Changing jobs to suit skills, interests
| Los Angeles
The fortyish chemical engineer was being phased out of the company after 17 years. He had been a terrible salesman. But before he could transfer to a new career, he had to identify his capabilities and skills.
Testing showed that his analytical and research skills were much higher than his persuasive skills, but he hadn't realized how misplaced he'd been in sales. Today he's the director of research and development at another company, holding a higher-paying job and one that matches his talents, personality, and interests.
Another case of misplacement was the operations director in the European office of an American electronics firm. Too autocratic as a boss - he fired at will, hired the wrong people, and had too great a turnover - the company was ready to let him go. But under German law, which imposes high penalties on firing, the firm would have lost at least $100,000. The economical and happier solution was to transfer the manager to another function. He lacked leadership skills, but he was excellent with materials. In short, he was a ''things'' person, not a ''people'' person.
A career is not one job title, or a set of job titles. A career is a combination of skills, a whole package of abilities, accomplishments, interests, hobbies, and traits that can be arranged and presented in many different ways.
Robert Ehrmann, director of the Career Planning Unit at UCLA's Placement and Career Planning Center, says people should look at jobs in terms of the skills involved rather than actual duties. It is those skills, properly identified, that can transfer you into many different occupations. ''Try to categorize your skills into three major areas that are definable: managerial, organizational, mathematical,'' he says.
Or you can use the most basic breakdown: people, data, things. ''Skills can be defined as to whether they relate to working with people, working with information, or working with inanimate objects, tools, and machines,'' Mr. Ehrmann says. ''The whole concept of transferability of skills from one occupation to others begins to make sense once you present yourself on the basis of your skills, not on your former or present job duties.''
The two cases of occupational transfer described above are examples of a new business trend called ''out-placement.'' They were the work of Right Associates, a corporate out-placement company. Large corporations are hiring such firms as an alternative to the pink slip, and they're finding the transfer process more economical than just letting people go; no lawsuits for discrimination result.
But what out-placement counselors are doing for the employees of companies that use them (a large number of the Fortune 500) is what should have been done from the beginning. They're finding that all-important good match between a person's skills and what the marketplace needs - what the experts call occupational congruence. Many of those about to be fired, retired, or let go due to cutbacks are finding themselves for the first time and transferring to better positions.
According to Dr. Keith Jewell, director of the Right Associates office in Los Angeles, people don't go back to square one when they make a career change. ''We get them a 15 percent increase on average,'' says Dr. Jewell. ''We tell them this is an opportunity, a blessing in disguise, a challenge to find out what they really want to do.
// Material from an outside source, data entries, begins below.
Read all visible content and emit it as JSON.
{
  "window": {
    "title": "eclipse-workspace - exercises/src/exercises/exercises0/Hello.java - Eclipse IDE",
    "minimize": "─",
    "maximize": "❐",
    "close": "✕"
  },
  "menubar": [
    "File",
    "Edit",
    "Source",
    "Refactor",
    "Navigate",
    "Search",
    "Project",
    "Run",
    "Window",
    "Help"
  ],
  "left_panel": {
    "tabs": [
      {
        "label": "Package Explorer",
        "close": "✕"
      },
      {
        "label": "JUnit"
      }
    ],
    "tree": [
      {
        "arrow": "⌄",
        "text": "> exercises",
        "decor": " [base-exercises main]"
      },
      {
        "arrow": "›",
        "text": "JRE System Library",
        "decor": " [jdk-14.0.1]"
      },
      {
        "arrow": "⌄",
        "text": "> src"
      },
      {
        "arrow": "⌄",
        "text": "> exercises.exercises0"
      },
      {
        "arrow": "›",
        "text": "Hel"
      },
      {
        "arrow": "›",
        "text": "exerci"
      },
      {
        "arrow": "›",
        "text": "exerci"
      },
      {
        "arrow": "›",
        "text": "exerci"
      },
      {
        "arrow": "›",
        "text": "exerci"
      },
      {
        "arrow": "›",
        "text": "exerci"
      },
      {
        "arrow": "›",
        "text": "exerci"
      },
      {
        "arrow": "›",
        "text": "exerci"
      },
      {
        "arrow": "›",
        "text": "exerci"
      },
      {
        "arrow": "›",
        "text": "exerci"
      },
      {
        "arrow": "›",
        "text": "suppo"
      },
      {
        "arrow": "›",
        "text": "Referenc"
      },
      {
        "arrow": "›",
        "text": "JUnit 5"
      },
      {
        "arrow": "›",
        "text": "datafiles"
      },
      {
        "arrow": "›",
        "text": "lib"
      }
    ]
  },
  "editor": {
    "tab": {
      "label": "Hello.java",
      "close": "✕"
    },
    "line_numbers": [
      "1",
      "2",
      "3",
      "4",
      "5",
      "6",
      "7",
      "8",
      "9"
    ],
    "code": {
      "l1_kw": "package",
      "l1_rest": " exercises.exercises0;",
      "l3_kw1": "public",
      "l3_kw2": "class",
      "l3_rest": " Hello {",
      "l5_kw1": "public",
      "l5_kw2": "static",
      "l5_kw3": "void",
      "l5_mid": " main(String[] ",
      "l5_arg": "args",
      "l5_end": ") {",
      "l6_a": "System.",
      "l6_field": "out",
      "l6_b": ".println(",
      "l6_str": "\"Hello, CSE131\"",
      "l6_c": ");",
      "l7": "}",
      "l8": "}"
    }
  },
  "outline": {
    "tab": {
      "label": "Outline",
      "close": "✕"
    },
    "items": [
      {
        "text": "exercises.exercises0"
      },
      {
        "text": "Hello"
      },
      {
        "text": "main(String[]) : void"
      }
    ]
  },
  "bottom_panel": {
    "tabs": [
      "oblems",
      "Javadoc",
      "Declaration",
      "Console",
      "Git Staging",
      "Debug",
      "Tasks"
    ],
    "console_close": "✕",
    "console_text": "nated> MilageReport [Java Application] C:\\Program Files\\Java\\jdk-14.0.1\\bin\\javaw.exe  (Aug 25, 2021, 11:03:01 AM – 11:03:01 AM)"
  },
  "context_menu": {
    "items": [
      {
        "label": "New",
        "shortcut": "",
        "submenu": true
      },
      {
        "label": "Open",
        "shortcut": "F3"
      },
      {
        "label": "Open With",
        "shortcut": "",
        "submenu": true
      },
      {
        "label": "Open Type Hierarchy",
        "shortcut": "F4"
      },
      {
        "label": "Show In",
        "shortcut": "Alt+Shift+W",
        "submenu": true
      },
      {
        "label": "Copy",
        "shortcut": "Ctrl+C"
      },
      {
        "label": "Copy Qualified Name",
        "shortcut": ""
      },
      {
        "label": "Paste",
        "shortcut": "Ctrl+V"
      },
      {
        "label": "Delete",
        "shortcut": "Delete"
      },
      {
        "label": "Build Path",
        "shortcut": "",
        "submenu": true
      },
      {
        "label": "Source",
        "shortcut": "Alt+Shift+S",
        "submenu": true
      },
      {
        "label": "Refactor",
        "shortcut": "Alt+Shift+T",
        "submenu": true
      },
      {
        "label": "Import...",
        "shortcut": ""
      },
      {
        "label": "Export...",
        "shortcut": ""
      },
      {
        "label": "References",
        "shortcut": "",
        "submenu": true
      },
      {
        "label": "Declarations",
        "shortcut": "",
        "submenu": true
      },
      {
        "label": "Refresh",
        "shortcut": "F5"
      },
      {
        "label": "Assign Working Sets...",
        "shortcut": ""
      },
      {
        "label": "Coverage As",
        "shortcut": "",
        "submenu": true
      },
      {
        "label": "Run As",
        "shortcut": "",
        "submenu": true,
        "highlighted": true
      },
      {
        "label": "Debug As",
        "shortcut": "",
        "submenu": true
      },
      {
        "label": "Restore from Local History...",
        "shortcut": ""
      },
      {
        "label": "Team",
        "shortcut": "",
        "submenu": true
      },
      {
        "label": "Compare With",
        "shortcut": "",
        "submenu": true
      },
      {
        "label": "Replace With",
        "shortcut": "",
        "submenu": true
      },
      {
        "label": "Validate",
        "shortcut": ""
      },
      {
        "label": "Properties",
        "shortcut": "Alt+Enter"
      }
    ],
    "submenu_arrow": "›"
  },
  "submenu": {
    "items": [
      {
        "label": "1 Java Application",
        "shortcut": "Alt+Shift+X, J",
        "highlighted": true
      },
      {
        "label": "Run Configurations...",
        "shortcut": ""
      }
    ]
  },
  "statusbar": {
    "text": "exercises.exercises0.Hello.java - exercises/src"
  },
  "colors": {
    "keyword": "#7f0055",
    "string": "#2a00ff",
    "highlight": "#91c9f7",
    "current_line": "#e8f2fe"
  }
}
We help them uncover their skills, accomplishments, interests, values, and priorities and point them toward careers that suit them.
''The era of emphasizing the young graduate with an MBA degree is over,'' says Dr. Jewell. ''These 'Harvard hot-shots' have proven to be nonproductive. They just don't have the necessary experience. That's why there is a big demand for seasoned executives, people over 55 with practical knowledge and a track record.''
Identifying and transferring skills into new careers for those over 60 is a specialty of the Second Careers Program, sponsored by the Los Angeles Volunteer Center. The jobs program is both a corporate service to companies, from 20th Century-Fox to Atlantic Richfield, and a placement office for retirees, part-time workers, and those who would like to reenter the career market in a new capacity.
Marketing director Hugh McKeller says the jobs are out there: ''Everything from clerical to a hobby lathe operator to a $60,000-a-year vice-president is wanted. We are getting the job orders. Companies know the kind of people we have - workers.''
Second Careers looks at skills, interests, and hobbies and often creates a career more compatible with the person than the original occupation.
''Our changing economy is impelling people to make job changes at all ages,'' says Dr. Anthony Pascal, human resources economist at the Rand Corporation. ''Whether it's the manufacturing sector, where some jobs will never come back, or the office, or sales, those who are flexible - who know their skills and capabilities and can repackage them for an employer - will survive.''
''The rate of technological change is so enormous now, faster than it's ever been in history,'' says Dr. Pascal. ''And it will be even faster five years from now. Yet these are just new tools created by man. I think the most important point here is that people shouldn't feel terrorized by change. It's always happened. The pace is faster now, but so is our ability to cope.''
Even someone at 30, who might have trained for a particular career, can find the demand for that career has dwindled. But those skills may apply elsewhere. Where should you go to find out about transferring your skills? Most large universities have reasonable counseling services. Or try your state employment-development agencies, where information is almost always available for free.